8. As regards the second aspect of the matter also the decision in Royal Motor Car Co. 's case : 107ITR753(Guj) covers the ground. It was observed in the said decision that every litigant had a vested right in the procedural law so far as substance is concerned and that if the substantive question of jurisdiction is to be affected by a new amendment the legislature must say so either in express terms or by necessary implication. Reliance was placed upon the decision of the Privy Council in Colonial Sugar Refining Co. Ltd. v. Irving  AC 369, in support of this proposition. Basing itself on this proposition of law, the Division Bench observed that the IAC whose power and jurisdiction was affected by the Amend. Act of 1970, neither in express words nor by implication indicated that the jurisdiction of the IAC even in pending matters, that is, matters which were already referred to him, was to be affected. It would thus appear that in the instant case, the IAC retained jurisdiction to deal with the penalty proceedings in accordance with the law which was prevalent at the time when the proceedings were initiated and that he, therefore, had jurisdiction to impose the minimum or maximum penalty which the law prescribed when such proceedings were initiated. That is exactly what the IAC has done in the present case and it could not, therefore, have been held by the Tribunal that he had no jurisdiction to impose the penalty of Rs. 5,000 on the assessee after the Amend. Act came into force.

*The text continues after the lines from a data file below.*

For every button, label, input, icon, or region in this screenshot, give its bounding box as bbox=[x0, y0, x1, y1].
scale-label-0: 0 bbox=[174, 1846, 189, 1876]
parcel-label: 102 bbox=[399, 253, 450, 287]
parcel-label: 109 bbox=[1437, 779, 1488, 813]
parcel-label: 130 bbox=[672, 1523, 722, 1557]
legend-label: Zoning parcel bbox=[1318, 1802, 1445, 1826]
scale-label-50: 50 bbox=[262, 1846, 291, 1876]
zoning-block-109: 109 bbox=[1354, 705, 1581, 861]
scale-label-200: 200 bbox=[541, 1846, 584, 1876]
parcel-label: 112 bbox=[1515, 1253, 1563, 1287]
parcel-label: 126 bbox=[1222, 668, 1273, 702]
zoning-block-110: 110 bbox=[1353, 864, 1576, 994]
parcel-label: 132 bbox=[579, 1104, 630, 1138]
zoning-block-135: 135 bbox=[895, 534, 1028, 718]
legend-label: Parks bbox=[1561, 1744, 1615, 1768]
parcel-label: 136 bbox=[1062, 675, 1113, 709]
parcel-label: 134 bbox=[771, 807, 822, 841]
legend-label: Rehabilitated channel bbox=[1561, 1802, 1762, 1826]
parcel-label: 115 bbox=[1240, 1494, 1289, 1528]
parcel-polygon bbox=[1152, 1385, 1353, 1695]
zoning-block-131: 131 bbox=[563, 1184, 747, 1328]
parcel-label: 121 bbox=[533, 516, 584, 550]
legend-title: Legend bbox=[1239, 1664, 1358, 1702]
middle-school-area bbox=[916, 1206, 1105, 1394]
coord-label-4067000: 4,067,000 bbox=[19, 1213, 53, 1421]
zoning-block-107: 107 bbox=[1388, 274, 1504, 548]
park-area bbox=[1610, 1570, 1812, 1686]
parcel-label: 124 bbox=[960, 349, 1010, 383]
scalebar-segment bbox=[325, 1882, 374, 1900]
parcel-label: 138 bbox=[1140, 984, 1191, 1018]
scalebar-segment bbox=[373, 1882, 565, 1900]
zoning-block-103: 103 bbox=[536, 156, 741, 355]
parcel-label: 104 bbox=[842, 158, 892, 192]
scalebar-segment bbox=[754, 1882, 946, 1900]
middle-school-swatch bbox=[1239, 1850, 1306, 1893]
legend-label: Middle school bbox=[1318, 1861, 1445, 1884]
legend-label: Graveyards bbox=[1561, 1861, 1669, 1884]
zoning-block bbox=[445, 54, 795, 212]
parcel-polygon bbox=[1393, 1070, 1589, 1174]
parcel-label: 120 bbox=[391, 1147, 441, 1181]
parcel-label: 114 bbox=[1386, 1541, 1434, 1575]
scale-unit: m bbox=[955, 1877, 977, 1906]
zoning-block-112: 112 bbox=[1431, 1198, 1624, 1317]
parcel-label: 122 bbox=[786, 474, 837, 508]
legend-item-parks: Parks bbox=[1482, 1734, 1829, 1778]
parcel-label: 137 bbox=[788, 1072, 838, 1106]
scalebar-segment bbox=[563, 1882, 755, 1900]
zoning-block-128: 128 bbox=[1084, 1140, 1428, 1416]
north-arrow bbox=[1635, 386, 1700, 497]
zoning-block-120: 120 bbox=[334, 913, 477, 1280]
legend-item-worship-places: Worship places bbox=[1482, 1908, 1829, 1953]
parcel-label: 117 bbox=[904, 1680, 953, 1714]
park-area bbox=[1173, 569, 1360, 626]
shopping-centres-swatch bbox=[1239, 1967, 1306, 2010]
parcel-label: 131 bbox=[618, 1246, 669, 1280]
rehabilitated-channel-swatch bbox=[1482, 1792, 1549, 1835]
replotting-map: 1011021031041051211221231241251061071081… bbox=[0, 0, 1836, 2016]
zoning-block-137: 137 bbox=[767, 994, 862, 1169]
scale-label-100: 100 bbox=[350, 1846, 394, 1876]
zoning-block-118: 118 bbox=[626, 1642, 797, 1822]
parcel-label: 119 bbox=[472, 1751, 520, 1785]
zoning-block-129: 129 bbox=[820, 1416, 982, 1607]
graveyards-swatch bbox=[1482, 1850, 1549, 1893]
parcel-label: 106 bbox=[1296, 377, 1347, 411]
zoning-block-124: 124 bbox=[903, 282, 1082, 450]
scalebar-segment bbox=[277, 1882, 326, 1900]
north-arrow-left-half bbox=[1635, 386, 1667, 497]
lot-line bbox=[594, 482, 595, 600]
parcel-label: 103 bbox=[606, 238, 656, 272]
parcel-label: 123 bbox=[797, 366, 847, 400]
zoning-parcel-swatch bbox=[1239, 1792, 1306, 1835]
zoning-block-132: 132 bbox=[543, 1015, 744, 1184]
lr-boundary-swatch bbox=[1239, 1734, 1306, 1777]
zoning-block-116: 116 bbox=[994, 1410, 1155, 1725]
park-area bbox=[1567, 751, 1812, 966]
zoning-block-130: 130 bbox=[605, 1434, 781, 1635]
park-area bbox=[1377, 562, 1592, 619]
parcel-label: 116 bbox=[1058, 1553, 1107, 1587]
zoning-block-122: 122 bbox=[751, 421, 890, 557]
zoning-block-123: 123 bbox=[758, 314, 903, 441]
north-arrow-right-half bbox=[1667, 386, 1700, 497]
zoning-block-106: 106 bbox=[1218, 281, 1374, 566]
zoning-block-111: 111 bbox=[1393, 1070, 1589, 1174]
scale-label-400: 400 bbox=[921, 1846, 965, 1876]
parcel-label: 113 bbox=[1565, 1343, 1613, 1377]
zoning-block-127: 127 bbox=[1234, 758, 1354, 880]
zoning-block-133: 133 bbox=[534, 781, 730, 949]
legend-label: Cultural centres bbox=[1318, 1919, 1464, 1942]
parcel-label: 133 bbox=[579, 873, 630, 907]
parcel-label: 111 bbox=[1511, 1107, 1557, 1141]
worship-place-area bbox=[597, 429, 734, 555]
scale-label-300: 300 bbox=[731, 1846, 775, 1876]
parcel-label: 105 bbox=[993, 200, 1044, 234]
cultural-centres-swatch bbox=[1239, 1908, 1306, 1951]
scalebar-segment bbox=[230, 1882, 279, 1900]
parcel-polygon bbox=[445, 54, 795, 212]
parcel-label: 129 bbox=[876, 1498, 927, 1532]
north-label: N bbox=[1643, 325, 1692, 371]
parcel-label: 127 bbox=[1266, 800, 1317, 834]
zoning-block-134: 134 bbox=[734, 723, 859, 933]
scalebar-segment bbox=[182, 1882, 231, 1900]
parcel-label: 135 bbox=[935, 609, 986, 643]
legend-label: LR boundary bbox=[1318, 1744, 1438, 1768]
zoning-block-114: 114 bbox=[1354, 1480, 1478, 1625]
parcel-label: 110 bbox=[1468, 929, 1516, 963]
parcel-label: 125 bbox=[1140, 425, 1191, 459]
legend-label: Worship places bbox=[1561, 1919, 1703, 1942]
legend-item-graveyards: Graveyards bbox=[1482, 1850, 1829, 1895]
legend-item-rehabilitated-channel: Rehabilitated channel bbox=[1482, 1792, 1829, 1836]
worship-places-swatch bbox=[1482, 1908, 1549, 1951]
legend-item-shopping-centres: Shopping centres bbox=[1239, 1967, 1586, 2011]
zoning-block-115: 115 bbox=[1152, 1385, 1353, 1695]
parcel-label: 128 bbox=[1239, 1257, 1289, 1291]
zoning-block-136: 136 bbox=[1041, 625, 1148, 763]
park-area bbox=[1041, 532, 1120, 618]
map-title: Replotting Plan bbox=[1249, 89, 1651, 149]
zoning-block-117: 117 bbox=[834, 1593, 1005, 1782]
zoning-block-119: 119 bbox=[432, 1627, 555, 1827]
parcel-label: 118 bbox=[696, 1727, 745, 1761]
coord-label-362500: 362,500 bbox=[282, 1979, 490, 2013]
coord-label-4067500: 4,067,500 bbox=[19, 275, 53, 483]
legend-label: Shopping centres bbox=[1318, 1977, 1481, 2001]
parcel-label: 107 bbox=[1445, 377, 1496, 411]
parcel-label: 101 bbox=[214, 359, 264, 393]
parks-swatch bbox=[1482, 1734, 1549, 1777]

9. In the result, we are of the opinion that the Tribunal erred in law in holding that the IAC was not competent to impose the penalty of Rs. 5,000 under s. 274(2) of the Act, as it stood amended after the Amend. Act, on the assessee. The question referred to us will, therefore, stand answered in the negative, that is to say, in favour of the revenue and against the assessee. The assessee will pay the costs of this reference to the Commissioner.